Sean Carroll is saying that spacetime existed before the beginning of our universe.

Added in edit:

“Although the singularity theorems of Penrose and myself, predicted that the universe had a beginning, they didn’t say how it had begun. The equations of General Relativity would break down at the singularity. Thus Einstein’s theory cannot predict how the universe will begin, but only how it will evolve once it has begun.”–Stephen Hawking

Statements such as this are extremely speculative - the fact is that an age has been given to the universe, and this can only make sense if such a time were to commence with t=0.

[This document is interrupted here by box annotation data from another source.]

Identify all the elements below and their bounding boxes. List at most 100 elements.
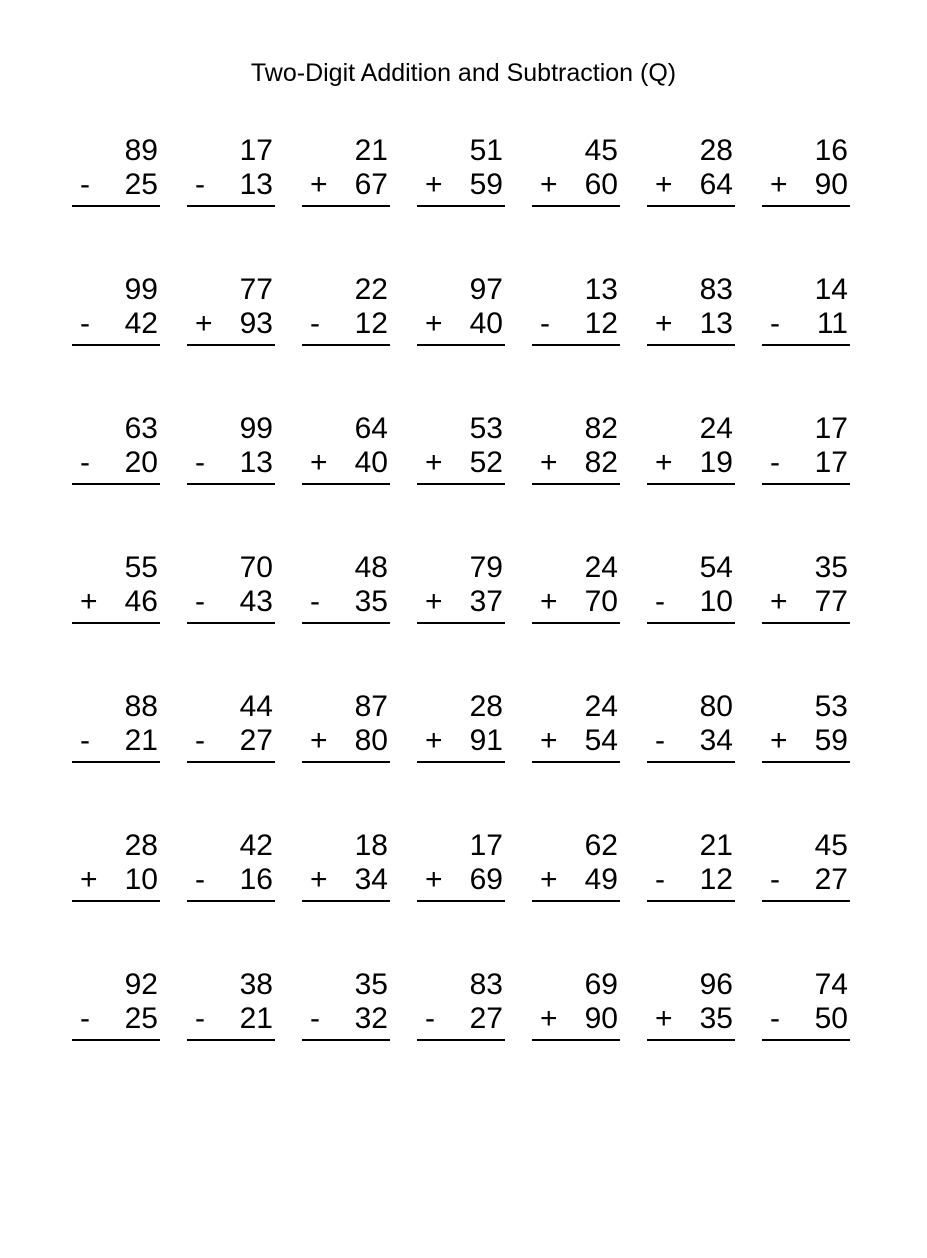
bottom-operand-row: - 20 bbox=[72, 446, 160, 480]
top-operand: 77 bbox=[239, 273, 273, 306]
bottom-operand-row: - 27 bbox=[417, 1002, 505, 1036]
top-operand: 87 bbox=[354, 690, 388, 723]
answer-line bbox=[647, 205, 735, 207]
top-operand-row: 17 bbox=[187, 134, 275, 168]
math-problem: 63 - 20 bbox=[72, 412, 160, 485]
top-operand: 28 bbox=[469, 690, 503, 723]
bottom-operand-row: - 35 bbox=[302, 585, 390, 619]
bottom-operand-row: - 12 bbox=[647, 863, 735, 897]
top-operand: 83 bbox=[469, 968, 503, 1001]
operator-sign: - bbox=[195, 863, 205, 896]
bottom-operand-row: + 64 bbox=[647, 168, 735, 202]
operator-sign: + bbox=[540, 585, 558, 618]
bottom-operand-row: - 34 bbox=[647, 724, 735, 758]
math-problem: 24 + 54 bbox=[532, 690, 620, 763]
top-operand-row: 77 bbox=[187, 273, 275, 307]
operator-sign: - bbox=[655, 724, 665, 757]
bottom-operand: 13 bbox=[239, 446, 273, 479]
bottom-operand: 21 bbox=[124, 724, 158, 757]
answer-line bbox=[532, 483, 620, 485]
bottom-operand-row: - 21 bbox=[187, 1002, 275, 1036]
bottom-operand-row: + 77 bbox=[762, 585, 850, 619]
top-operand: 51 bbox=[469, 134, 503, 167]
bottom-operand: 46 bbox=[124, 585, 158, 618]
bottom-operand-row: + 37 bbox=[417, 585, 505, 619]
operator-sign: - bbox=[310, 585, 320, 618]
operator-sign: - bbox=[80, 446, 90, 479]
math-problem: 82 + 82 bbox=[532, 412, 620, 485]
math-problem: 62 + 49 bbox=[532, 829, 620, 902]
top-operand-row: 89 bbox=[72, 134, 160, 168]
answer-line bbox=[532, 761, 620, 763]
math-problem: 18 + 34 bbox=[302, 829, 390, 902]
top-operand-row: 62 bbox=[532, 829, 620, 863]
top-operand: 96 bbox=[699, 968, 733, 1001]
bottom-operand: 54 bbox=[584, 724, 618, 757]
bottom-operand: 70 bbox=[584, 585, 618, 618]
top-operand: 35 bbox=[354, 968, 388, 1001]
bottom-operand-row: + 10 bbox=[72, 863, 160, 897]
bottom-operand-row: + 34 bbox=[302, 863, 390, 897]
math-problem: 97 + 40 bbox=[417, 273, 505, 346]
answer-line bbox=[187, 1039, 275, 1041]
bottom-operand: 12 bbox=[354, 307, 388, 340]
answer-line bbox=[762, 761, 850, 763]
operator-sign: + bbox=[310, 863, 328, 896]
bottom-operand-row: + 35 bbox=[647, 1002, 735, 1036]
operator-sign: - bbox=[770, 446, 780, 479]
top-operand-row: 83 bbox=[417, 968, 505, 1002]
top-operand-row: 74 bbox=[762, 968, 850, 1002]
answer-line bbox=[762, 205, 850, 207]
top-operand: 99 bbox=[124, 273, 158, 306]
answer-line bbox=[187, 622, 275, 624]
bottom-operand: 69 bbox=[469, 863, 503, 896]
top-operand-row: 28 bbox=[647, 134, 735, 168]
math-problem: 35 + 77 bbox=[762, 551, 850, 624]
answer-line bbox=[532, 900, 620, 902]
bottom-operand: 35 bbox=[354, 585, 388, 618]
bottom-operand-row: - 43 bbox=[187, 585, 275, 619]
math-problem: 17 + 69 bbox=[417, 829, 505, 902]
bottom-operand: 27 bbox=[814, 863, 848, 896]
top-operand: 28 bbox=[124, 829, 158, 862]
answer-line bbox=[647, 483, 735, 485]
bottom-operand: 16 bbox=[239, 863, 273, 896]
top-operand: 53 bbox=[469, 412, 503, 445]
operator-sign: - bbox=[770, 307, 780, 340]
top-operand: 69 bbox=[584, 968, 618, 1001]
operator-sign: + bbox=[425, 446, 443, 479]
math-problem: 28 + 91 bbox=[417, 690, 505, 763]
math-problem: 45 - 27 bbox=[762, 829, 850, 902]
top-operand: 17 bbox=[469, 829, 503, 862]
math-problem: 64 + 40 bbox=[302, 412, 390, 485]
answer-line bbox=[417, 622, 505, 624]
bottom-operand-row: + 52 bbox=[417, 446, 505, 480]
top-operand: 14 bbox=[814, 273, 848, 306]
top-operand: 70 bbox=[239, 551, 273, 584]
top-operand-row: 51 bbox=[417, 134, 505, 168]
top-operand: 89 bbox=[124, 134, 158, 167]
bottom-operand: 50 bbox=[814, 1002, 848, 1035]
answer-line bbox=[762, 1039, 850, 1041]
bottom-operand-row: + 69 bbox=[417, 863, 505, 897]
top-operand-row: 24 bbox=[647, 412, 735, 446]
bottom-operand-row: - 10 bbox=[647, 585, 735, 619]
answer-line bbox=[647, 344, 735, 346]
bottom-operand: 32 bbox=[354, 1002, 388, 1035]
answer-line bbox=[302, 622, 390, 624]
math-problem: 48 - 35 bbox=[302, 551, 390, 624]
answer-line bbox=[72, 761, 160, 763]
math-problem: 51 + 59 bbox=[417, 134, 505, 207]
top-operand-row: 55 bbox=[72, 551, 160, 585]
top-operand-row: 92 bbox=[72, 968, 160, 1002]
operator-sign: + bbox=[540, 863, 558, 896]
top-operand: 17 bbox=[814, 412, 848, 445]
operator-sign: - bbox=[195, 168, 205, 201]
bottom-operand: 60 bbox=[584, 168, 618, 201]
bottom-operand: 42 bbox=[124, 307, 158, 340]
bottom-operand-row: + 60 bbox=[532, 168, 620, 202]
bottom-operand: 52 bbox=[469, 446, 503, 479]
answer-line bbox=[72, 1039, 160, 1041]
operator-sign: + bbox=[770, 724, 788, 757]
answer-line bbox=[647, 900, 735, 902]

Saying that spacetime existed before this does not make sense. The usual escape clause is that the laws of physics did not exist, in which case anything anyone says cannot be scientific. :laughing:

I am 43 years old, and I have a beginning. Does this mean that 43 years ago t=0?

I will fully agree that the origin of the universe is highly speculative, but @Relates is acting as if it isn’t speculative. Also, he is acting as if all the scientists agree with him when they actually don’t.

Your time and age began at t=0 for yourself. If you were all there is, than all would begin at that time (just for laughs). I do not think the universe is similar to a human being - but even if we explore this laughable option, than our comments can only be scientific within the observations we can make.

I think it is very speculative, but we need to at least acknowledge that an age has been put for the universe we can observe. Other things are just that - other stuff.